Zulip Chat Archive

Stream: Geographic locality

Topic: Paris-Bonn


Bart Michels (Jun 07 2022 at 20:14):

Hi, I'm a PhD student at Paris 13, but currently on an exchange in Bonn, working in analytic number theory and automorphic forms.

Kevin Buzzard (Jun 07 2022 at 21:54):

What definition of an automorphic form do you use? I have had my eye on the adelic definition for a while but there's still plenty of work to do before we have it.

Bart Michels (Jun 08 2022 at 07:40):

The classical one should be easier to implement, although it's not really the "right" definition. So you have semisimple Lie group G, the universal enveloping algebra U(g), a maximal compact subgroup K, discrete subgroup Gamma of finite co-volume (this last bit can be expressed without defining a measure on the quotient). U(g) has an action on smooth functions by its universal property (here you need vector fields, the Lie bracket), and take functions on G that are right K-invariant (say), left Gamma-invariant and that are joint eigenfunctions for the center Z(U(g)).
... and I forgot about Hecke operators, which are a pain unless G=SL_n and Gamma is very concrete, like SL_n(Z) or something that comes from a central simple algebra.
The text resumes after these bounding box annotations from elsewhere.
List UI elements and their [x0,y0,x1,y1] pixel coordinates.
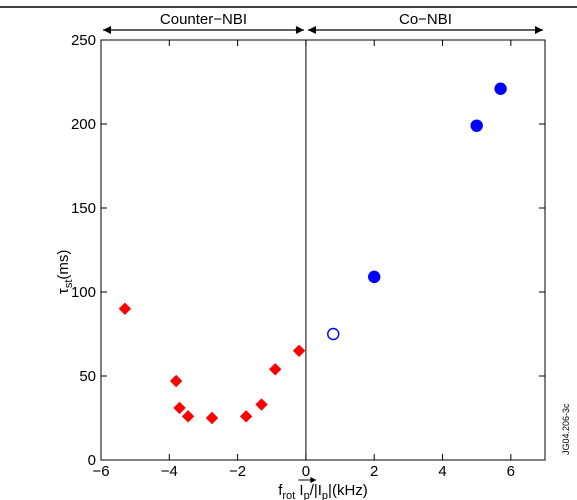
y-tick-label: 200 [71,116,96,133]
y-tick-label: 0 [88,452,96,469]
y-axis-label-text: τst(ms) [55,250,75,295]
data-point-diamond [268,363,282,376]
plot-frame [100,39,546,461]
side-text: JG04.206-3c [561,403,571,455]
x-axis-label: frot Ip/|Ip|(kHz) [278,477,368,500]
data-point-circle [470,119,483,132]
y-tick-label: 150 [71,200,96,217]
label-part: p [304,490,310,500]
y-tick-label: 250 [71,32,96,49]
vector-arrow-head [310,477,317,483]
region-arrow-head-left [307,26,316,34]
label-part: rot [282,490,295,500]
x-tick-label: 2 [370,463,378,480]
label-part: p [322,490,328,500]
x-tick-label: 4 [438,463,446,480]
label-part: /|I [310,482,322,499]
label-part: I [299,482,303,499]
label-part: st [63,280,75,289]
region-arrow-head-left [103,26,111,34]
y-tick-label: 100 [71,284,96,301]
region-arrow-head-right [535,26,543,34]
data-point-circle [494,82,507,95]
x-tick-label: −4 [161,463,178,480]
x-tick-label: 0 [302,463,310,480]
label-part: (ms) [55,250,72,280]
data-point-diamond [255,398,268,411]
data-point-diamond [169,374,183,388]
data-point-diamond [181,410,195,423]
x-axis-label-text: frot Ip/|Ip|(kHz) [278,482,368,500]
x-tick-label: −6 [92,463,109,480]
y-tick-label: 50 [79,368,96,385]
axis-ticks: −6 −4 −2 0 2 4 6 0 50 100 150 200 250 [71,32,545,480]
y-axis-label: τst(ms) [55,250,75,295]
data-point-open-circle [327,327,340,341]
data-point-circle [368,270,381,284]
region-label: Counter−NBI [160,11,247,28]
region-label: Co−NBI [399,11,452,28]
data-point-diamond [292,344,306,358]
data-point-diamond [118,302,132,316]
x-tick-label: 6 [507,463,515,480]
label-part: τ [55,288,72,294]
label-part: f [278,482,283,499]
data-point-diamond [239,410,253,423]
data-point-diamond [205,411,219,425]
data-point-diamond [173,401,186,415]
x-tick-label: −2 [229,463,246,480]
region-arrows: Counter−NBI Co−NBI [103,11,543,34]
label-part: |(kHz) [328,482,368,499]
region-arrow-head-right [295,26,304,34]
data-points [118,82,507,425]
Kevin Buzzard (Jun 08 2022 at 07:49):

It seems to me that we're getting closer and closer to being able to state that definition in Lean. We have universal enveloping algebras but I'm not sure we have enough glue yet to enable them to act on functions on the Lie group.

Bart Michels (Jun 08 2022 at 07:53):

For analytic NT, I'm worried about things like:
log(1+O(x)) + (1+x)^2 = 1+O(x)
which are very common. (The example is very constructed of course, but O's do appear on both sides of the equality and sometimes nested. Equalities should always be read left-to-right with ∀ quantifiers over the O's in the LHS and ∃'s for the RHS.)
You can replace all O's by functions and formulate it as a ∀∃-statement about (partial) functions, but I'd like to approximate the notation we use as best as possible, even just as an experiment.

Kevin Buzzard (Jun 08 2022 at 07:59):

My impression is that the formalisation community only just started thinking seriously about O notation and I'm sure there's still a lot to learn.